The peony plant (Paeoniaceae) is one of the showiest and most prolific bloomers in the perennial border. Valued for its cut flowers, which develop large multi-petal blooms on slender stems, and its deep green foliage, the peony plant spreads by way of its root system. Transplanting a mature peony plant isn't difficult when you cut the large root cluster into smaller segments, each with the potential of producing a hardy new full-size peony plant.
Cut the long peony stems with garden shears, to within an inch of the base in early fall, after the growing season is over and the stems are a bit droopy.
Dig out the established root system, dividing it into smaller portions as you go. A mature peony root system may consist of dozens of tightly crowded root clumps, many with their own stems.
Divide the root system, keeping approximately four roots in each clump. Select clumps that have a few established "eyes." These are the nodules that produce stems. Wash the soil from the clumps and trim away unsightly or withered root sections.

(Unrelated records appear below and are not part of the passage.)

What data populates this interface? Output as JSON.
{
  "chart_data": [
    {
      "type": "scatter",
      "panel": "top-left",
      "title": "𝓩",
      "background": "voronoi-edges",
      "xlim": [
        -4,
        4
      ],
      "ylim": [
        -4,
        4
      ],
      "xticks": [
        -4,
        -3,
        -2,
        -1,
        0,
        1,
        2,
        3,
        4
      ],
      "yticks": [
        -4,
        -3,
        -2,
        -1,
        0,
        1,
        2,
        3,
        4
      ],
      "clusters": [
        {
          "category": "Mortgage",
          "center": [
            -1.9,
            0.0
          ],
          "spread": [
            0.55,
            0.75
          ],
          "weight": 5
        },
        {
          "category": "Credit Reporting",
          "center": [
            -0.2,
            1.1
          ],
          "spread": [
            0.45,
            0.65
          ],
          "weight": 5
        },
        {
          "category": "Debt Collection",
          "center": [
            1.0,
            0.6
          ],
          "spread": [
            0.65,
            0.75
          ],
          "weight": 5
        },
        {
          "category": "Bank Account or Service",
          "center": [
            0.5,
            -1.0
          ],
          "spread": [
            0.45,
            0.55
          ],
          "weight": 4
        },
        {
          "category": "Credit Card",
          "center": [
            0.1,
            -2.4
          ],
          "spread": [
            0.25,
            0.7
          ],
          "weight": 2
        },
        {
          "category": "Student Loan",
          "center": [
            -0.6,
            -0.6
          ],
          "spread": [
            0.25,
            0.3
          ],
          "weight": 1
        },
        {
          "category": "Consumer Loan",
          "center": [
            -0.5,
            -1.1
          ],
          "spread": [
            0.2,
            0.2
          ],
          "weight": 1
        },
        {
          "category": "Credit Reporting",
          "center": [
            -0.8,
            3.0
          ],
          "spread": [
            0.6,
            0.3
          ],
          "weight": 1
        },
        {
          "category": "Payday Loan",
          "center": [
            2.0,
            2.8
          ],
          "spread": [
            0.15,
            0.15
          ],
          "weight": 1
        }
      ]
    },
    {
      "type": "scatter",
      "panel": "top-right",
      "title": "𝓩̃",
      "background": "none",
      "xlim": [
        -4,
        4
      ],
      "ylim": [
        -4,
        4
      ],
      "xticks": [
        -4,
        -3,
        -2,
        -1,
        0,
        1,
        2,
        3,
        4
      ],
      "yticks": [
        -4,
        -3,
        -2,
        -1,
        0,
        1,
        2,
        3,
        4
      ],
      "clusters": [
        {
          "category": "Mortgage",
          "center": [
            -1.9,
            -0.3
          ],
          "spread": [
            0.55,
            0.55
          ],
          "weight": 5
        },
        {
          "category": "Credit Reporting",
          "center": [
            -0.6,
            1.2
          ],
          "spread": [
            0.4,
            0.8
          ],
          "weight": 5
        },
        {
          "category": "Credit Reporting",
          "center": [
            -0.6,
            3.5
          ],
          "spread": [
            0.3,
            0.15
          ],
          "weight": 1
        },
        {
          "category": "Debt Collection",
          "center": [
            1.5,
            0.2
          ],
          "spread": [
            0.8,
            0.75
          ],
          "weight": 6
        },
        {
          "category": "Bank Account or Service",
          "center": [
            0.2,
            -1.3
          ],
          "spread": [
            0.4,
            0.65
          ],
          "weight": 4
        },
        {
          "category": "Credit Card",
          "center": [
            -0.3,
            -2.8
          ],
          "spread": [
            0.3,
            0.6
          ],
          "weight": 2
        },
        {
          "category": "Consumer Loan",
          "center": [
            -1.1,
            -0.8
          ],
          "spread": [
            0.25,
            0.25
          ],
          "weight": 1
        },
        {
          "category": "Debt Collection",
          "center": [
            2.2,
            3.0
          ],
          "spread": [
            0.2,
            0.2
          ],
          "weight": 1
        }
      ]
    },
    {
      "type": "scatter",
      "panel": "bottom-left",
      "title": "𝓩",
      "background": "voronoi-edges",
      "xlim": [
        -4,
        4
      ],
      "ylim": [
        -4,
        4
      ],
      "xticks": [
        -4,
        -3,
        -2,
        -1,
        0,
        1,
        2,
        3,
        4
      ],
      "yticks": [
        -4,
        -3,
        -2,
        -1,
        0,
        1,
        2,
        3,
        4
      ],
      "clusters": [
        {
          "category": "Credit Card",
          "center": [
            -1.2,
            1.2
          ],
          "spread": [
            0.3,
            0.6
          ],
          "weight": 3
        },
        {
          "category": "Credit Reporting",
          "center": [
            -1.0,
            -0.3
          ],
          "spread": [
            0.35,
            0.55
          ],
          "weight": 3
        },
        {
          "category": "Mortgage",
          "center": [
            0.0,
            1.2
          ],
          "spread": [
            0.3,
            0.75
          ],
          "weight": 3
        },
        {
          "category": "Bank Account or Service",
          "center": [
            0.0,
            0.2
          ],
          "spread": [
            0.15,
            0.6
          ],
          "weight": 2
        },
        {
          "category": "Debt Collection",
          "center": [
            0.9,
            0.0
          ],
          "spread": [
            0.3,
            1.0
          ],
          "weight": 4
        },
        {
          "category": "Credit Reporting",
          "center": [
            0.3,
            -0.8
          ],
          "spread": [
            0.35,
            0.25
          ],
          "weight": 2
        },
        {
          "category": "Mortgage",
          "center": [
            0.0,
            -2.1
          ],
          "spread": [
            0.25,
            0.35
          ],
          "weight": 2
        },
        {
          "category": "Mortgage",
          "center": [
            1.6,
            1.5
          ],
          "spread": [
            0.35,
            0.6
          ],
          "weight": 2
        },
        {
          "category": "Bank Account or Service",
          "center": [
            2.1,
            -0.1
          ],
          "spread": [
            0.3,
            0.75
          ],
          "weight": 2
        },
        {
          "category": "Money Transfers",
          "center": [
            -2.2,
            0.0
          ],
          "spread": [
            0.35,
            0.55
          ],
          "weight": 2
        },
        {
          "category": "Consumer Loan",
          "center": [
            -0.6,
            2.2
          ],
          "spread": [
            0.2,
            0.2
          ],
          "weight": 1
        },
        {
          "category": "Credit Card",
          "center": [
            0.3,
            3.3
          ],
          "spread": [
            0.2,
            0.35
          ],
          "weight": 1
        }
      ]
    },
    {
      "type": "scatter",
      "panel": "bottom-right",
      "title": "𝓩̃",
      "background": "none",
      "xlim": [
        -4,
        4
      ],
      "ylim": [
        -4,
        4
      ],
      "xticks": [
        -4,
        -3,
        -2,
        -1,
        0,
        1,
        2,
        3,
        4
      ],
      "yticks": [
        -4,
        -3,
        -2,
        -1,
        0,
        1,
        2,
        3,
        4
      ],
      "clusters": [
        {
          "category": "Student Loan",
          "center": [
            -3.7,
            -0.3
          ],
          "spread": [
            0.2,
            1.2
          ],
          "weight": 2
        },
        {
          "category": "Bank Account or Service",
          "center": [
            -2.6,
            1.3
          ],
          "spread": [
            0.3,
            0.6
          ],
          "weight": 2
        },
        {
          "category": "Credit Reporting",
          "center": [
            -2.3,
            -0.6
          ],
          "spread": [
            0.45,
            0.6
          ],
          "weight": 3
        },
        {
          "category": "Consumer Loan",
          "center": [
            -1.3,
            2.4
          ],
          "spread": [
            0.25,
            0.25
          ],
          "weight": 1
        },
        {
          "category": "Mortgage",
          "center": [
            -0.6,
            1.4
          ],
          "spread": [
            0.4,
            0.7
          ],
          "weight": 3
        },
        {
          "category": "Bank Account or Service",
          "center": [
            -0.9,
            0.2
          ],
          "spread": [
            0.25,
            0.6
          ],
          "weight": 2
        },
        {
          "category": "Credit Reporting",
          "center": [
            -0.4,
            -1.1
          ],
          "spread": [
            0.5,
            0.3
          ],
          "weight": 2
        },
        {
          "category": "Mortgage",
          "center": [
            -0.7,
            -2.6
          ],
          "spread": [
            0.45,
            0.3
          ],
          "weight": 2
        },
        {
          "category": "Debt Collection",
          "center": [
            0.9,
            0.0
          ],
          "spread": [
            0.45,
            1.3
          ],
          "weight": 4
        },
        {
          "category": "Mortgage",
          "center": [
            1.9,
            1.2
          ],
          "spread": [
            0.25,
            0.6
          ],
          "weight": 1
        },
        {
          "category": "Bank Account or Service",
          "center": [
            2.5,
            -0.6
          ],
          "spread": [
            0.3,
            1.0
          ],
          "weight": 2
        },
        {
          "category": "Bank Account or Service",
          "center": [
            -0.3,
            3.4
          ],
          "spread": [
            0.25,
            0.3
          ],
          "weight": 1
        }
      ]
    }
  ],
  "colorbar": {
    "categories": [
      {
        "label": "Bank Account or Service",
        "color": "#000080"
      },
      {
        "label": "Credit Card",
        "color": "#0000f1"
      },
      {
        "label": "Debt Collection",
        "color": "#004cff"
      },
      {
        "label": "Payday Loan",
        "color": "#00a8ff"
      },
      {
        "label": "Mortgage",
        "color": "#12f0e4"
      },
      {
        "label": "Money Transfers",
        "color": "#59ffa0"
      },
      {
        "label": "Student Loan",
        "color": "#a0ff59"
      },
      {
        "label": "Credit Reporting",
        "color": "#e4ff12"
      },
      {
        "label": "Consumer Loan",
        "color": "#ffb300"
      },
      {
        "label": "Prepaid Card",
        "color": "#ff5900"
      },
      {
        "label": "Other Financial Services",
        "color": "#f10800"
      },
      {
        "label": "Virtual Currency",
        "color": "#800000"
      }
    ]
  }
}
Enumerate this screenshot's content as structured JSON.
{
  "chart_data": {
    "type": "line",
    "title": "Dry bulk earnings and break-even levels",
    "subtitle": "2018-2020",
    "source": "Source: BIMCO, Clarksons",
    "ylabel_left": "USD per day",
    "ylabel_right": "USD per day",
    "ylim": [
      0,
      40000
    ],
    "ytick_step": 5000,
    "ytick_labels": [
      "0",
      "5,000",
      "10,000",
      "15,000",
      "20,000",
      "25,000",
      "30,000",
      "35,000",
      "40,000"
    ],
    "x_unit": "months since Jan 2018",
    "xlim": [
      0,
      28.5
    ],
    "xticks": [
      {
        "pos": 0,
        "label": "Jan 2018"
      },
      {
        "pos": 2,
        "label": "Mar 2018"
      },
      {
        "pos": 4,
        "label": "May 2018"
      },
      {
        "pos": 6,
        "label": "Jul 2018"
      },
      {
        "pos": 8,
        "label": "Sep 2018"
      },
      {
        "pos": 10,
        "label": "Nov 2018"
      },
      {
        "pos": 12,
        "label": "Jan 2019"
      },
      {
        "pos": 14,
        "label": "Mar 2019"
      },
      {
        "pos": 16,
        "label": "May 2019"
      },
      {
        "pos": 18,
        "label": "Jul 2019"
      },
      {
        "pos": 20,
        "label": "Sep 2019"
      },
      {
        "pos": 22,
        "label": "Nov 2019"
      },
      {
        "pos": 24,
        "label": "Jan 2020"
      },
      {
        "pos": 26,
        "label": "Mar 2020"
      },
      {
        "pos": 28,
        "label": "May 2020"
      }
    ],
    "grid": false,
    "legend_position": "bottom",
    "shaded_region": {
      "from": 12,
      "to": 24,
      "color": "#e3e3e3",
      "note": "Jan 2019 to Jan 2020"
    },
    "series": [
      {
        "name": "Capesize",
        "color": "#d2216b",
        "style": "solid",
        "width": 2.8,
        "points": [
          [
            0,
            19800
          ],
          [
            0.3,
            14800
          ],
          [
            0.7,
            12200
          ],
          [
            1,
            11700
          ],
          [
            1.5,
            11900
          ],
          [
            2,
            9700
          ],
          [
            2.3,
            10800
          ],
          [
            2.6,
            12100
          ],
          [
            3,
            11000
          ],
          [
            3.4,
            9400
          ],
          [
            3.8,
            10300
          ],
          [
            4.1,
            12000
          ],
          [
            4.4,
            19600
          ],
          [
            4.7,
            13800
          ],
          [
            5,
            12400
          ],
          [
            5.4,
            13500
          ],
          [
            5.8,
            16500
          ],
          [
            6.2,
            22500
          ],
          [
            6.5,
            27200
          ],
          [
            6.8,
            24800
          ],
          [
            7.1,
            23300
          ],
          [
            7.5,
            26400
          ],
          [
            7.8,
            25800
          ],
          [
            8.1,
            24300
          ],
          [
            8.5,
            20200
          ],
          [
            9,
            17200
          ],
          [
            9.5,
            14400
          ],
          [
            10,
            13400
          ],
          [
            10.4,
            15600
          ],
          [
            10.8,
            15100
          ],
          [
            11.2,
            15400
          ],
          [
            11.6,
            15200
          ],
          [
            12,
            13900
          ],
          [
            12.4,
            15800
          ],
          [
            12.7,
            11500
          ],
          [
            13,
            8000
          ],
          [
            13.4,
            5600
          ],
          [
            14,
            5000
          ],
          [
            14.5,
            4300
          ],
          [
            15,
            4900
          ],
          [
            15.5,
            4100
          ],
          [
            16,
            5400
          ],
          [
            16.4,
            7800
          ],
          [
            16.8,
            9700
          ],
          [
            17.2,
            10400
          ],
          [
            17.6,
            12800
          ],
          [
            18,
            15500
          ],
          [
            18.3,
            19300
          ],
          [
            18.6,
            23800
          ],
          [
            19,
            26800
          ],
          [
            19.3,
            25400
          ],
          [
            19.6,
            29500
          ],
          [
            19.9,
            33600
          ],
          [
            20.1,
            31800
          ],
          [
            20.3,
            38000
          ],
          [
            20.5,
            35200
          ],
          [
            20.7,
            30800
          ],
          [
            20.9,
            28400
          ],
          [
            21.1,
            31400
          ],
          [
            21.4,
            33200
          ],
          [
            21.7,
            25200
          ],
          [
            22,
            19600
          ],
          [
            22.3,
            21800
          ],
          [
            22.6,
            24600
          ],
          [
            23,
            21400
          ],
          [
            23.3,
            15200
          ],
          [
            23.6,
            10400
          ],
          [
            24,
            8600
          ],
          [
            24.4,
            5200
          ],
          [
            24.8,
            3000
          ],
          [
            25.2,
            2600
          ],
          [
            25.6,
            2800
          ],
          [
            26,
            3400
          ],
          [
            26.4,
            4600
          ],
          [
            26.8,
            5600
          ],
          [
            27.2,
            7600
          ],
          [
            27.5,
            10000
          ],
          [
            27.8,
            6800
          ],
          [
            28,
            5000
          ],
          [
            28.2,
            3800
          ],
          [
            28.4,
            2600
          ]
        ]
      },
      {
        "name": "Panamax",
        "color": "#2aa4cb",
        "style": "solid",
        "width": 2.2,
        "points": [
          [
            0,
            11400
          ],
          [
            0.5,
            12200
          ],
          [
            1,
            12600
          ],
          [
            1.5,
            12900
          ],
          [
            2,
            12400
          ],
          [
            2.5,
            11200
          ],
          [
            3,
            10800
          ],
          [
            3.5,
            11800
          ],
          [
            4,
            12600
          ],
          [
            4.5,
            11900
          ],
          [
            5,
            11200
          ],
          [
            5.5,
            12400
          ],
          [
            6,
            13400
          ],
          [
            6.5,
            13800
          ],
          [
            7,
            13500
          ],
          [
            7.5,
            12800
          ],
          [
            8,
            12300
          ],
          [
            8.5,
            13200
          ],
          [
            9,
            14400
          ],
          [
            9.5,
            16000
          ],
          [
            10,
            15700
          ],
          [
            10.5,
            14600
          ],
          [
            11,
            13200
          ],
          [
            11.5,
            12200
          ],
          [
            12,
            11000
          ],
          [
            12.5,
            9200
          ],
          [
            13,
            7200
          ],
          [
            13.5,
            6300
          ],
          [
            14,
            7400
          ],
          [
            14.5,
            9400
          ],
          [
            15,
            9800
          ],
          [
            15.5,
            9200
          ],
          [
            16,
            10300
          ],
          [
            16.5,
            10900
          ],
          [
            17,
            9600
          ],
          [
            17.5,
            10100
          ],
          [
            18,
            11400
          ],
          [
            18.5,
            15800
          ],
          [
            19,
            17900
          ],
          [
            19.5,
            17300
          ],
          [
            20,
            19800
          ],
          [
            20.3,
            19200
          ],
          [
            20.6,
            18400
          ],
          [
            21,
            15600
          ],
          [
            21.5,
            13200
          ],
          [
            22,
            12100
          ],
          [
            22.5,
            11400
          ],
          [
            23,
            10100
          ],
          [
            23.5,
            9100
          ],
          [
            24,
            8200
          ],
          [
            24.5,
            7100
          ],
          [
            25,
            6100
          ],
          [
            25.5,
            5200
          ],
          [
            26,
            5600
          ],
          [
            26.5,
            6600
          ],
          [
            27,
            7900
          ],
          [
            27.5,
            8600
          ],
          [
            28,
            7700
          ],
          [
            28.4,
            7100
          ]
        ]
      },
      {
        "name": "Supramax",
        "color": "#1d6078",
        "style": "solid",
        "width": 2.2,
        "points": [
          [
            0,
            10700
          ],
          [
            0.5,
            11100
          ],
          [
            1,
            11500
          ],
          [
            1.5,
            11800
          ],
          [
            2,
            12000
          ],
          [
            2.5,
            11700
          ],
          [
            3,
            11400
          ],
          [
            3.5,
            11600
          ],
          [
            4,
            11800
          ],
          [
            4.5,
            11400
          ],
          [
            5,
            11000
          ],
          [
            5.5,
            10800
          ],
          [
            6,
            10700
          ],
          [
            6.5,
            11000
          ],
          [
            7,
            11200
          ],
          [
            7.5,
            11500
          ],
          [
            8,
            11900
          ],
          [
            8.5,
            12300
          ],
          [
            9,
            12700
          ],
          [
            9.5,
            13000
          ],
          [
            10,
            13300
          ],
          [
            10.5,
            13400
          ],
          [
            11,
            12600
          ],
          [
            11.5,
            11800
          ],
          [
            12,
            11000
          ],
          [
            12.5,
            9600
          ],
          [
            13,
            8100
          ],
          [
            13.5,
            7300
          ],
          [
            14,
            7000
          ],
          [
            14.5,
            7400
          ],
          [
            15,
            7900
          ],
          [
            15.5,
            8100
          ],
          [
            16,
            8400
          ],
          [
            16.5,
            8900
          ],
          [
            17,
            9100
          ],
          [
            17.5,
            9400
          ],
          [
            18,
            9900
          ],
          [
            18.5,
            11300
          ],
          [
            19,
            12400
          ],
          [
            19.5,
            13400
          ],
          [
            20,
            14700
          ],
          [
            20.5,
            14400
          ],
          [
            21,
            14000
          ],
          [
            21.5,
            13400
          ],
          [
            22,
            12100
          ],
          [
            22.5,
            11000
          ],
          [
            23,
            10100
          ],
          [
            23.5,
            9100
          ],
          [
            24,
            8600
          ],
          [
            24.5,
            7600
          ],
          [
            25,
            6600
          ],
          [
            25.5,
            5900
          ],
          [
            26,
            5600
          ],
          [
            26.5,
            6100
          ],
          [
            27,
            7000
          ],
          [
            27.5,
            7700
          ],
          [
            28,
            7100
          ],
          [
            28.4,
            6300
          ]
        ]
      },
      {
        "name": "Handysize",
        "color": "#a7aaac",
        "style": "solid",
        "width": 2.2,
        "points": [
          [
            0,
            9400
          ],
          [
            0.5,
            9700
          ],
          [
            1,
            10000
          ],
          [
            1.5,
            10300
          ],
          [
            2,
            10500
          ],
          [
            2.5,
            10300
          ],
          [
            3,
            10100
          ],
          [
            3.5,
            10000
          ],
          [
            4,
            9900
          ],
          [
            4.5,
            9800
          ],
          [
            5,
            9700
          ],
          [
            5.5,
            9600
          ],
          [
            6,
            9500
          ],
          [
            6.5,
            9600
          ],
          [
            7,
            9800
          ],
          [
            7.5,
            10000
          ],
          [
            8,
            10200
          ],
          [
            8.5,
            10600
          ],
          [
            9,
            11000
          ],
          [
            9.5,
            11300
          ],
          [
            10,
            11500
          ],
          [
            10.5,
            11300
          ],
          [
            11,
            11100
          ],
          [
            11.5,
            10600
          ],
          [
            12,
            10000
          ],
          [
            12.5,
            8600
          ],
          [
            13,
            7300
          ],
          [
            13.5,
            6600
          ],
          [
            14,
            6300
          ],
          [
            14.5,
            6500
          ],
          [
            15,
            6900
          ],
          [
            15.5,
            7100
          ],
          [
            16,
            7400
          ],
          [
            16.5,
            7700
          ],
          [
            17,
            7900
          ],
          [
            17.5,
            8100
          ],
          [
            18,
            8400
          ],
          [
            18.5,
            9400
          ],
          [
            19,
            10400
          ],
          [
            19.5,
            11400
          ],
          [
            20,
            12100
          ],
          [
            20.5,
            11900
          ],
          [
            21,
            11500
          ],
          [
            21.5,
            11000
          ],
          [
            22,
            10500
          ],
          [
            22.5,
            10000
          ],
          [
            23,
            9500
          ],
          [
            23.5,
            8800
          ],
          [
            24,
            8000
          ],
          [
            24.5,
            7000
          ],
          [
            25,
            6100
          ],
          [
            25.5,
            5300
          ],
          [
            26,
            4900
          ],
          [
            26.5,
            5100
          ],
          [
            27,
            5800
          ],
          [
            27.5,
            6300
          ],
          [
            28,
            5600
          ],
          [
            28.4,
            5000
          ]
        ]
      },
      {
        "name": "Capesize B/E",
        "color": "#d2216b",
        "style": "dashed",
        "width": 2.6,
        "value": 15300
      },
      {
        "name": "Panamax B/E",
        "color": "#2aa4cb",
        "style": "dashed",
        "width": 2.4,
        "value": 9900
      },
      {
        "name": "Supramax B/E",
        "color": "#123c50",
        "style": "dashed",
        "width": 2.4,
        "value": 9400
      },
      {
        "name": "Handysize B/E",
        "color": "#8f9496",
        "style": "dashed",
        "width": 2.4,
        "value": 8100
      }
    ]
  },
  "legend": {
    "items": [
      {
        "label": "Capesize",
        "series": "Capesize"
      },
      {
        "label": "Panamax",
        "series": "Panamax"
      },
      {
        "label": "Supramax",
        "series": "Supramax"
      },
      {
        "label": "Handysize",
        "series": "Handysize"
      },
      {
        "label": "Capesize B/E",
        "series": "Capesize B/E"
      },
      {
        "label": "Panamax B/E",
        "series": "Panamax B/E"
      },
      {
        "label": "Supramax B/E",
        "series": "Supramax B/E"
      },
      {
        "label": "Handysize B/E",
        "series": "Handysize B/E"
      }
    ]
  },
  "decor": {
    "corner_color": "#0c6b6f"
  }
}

Select a new location with rich, well-drained soil where the plants will receive full sunlight and dig a hole approximately 2 ft. deep and 2 ft. in diameter, filling it with rich topsoil or a soil and organic matter mix.
Position the peony root in the center of the hole, with the crown approximately 2 in. below ground level. The eyes, or nodules, should be at the top. Fill around the roots and cover with lightly packed soil.
Water the new transplants as often as needed to keep the soil moist but not soggy. The peony plant will send out tiny roots very soon, establishing the plant in its new location before winter.